In brief, the application checks for new site requests every minute. If there is one, the application creates a unique directory for the specific user, the data for the respective site gets extracted and processed, and finally a toml configuration file used by Hugo is generated, as well all necessary markdown files based on which Hugo will create all required pages. While making these configurations we are of course taking into account the user-defined site theme. After all files are ready, Hugo generates the new site and saves it in the server file system, then it passes the control to a module which performs a domain status check. Depending on the status (whether it is available or not), a new certificate and the corresponding nginx configuration are being generated.
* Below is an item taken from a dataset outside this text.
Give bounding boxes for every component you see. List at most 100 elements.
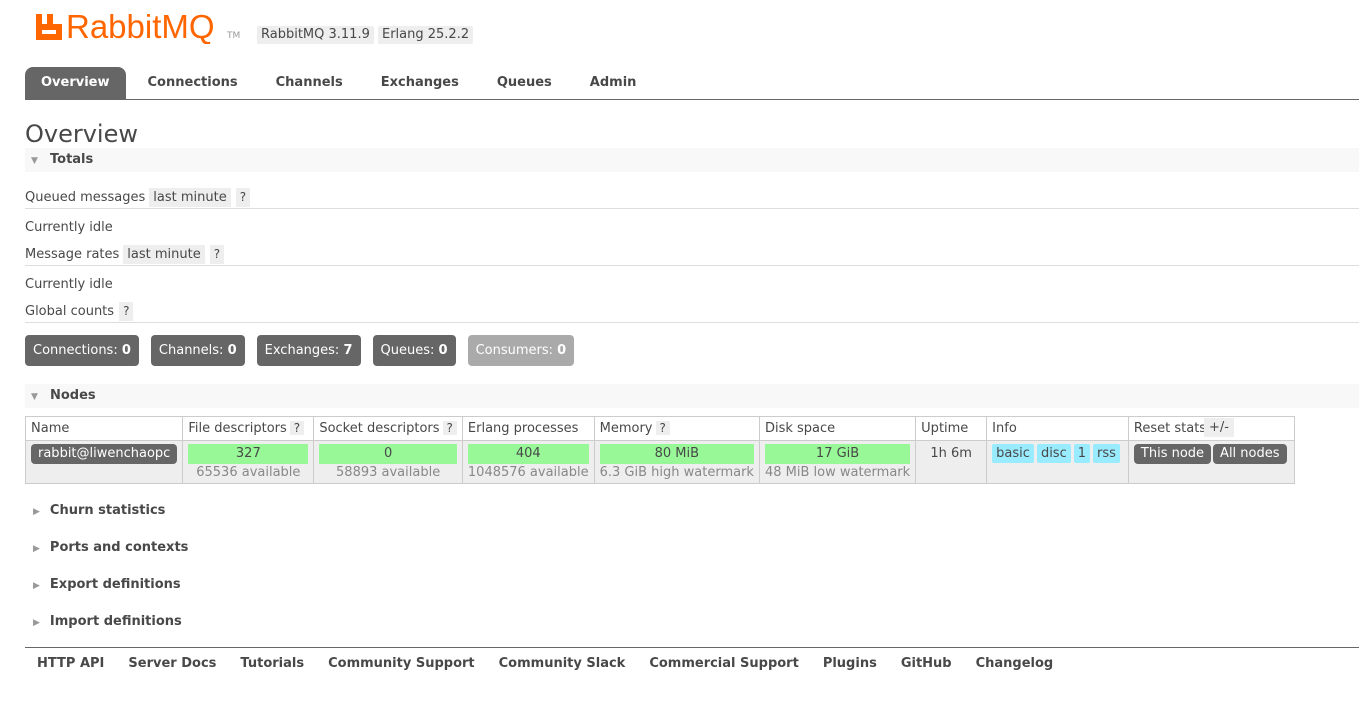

We obtain the SSL certificates from the automated external certificate authority Let’s Encrypt at no additional costs for the customers. To make things even more convenient, we also use the already configured Let's Encrypt module compatible with nginx, which shortens the development time.

Meanwhile, we check the already generated sites every five minutes for the domains that have not been pointed to the platform in the last check. If at this point the domain is properly pointed, then we generate the respective certificates and regenerate the site so that the links in it are correct. After that we adjust the new nginx configuration. Besides, all existing domains are being checked on a daily basis in order to make sure they are routed correctly. If for some reason they are not, we delete the old certificates to prevent any further issues and get new ones from Let’s Encrypt.

Every single operation is of course recorded in the corresponding application log and in case an error occurs, our team receives a direct message.

We figured that the server we use for site creation has the capacity to serve the generated websites. Moreover, we have carefully configured the resource cashing. In order to keep a better architecture structure, large resources, such as images and videos are being stored on AWS S3. This way, we guarantee better server performance and the ability to process heavy loads.

This is the main application we use for site creation. As it already became clear, we rely on nginx as a web server. And we believe this is a very good solution, especially considering that the served files are static. These services are running on an Amazon EC2 instance, whose workload is being constantly monitored so that we can react immediately and change its parameters if needed. That said, the system is operating for several months now and no changes have been required so far. We use MySQL database, and the real estate agents’ main backend is written in PHP (using the Laravel framework).

In conclusion, we can say that the system we have built works flawlessly. Its structure is as simple as possible, which makes it easy to maintain and upgrade - assuming that the load on the generated sites increases significantly and the EC2 instance isn’t appropriate anymore, the application settings can easily be changed so that the generated sites are being saved directly on Amazon S3. Such a development of events would certainly require additional work, but it is not related to the way our application works, but rather to the way Amazon CloudFront functions. From an architectural point of view, in this situation we will simply replace the module handling nginx configurations with a new module that will perform the necessary checks and configurations in CloudFront.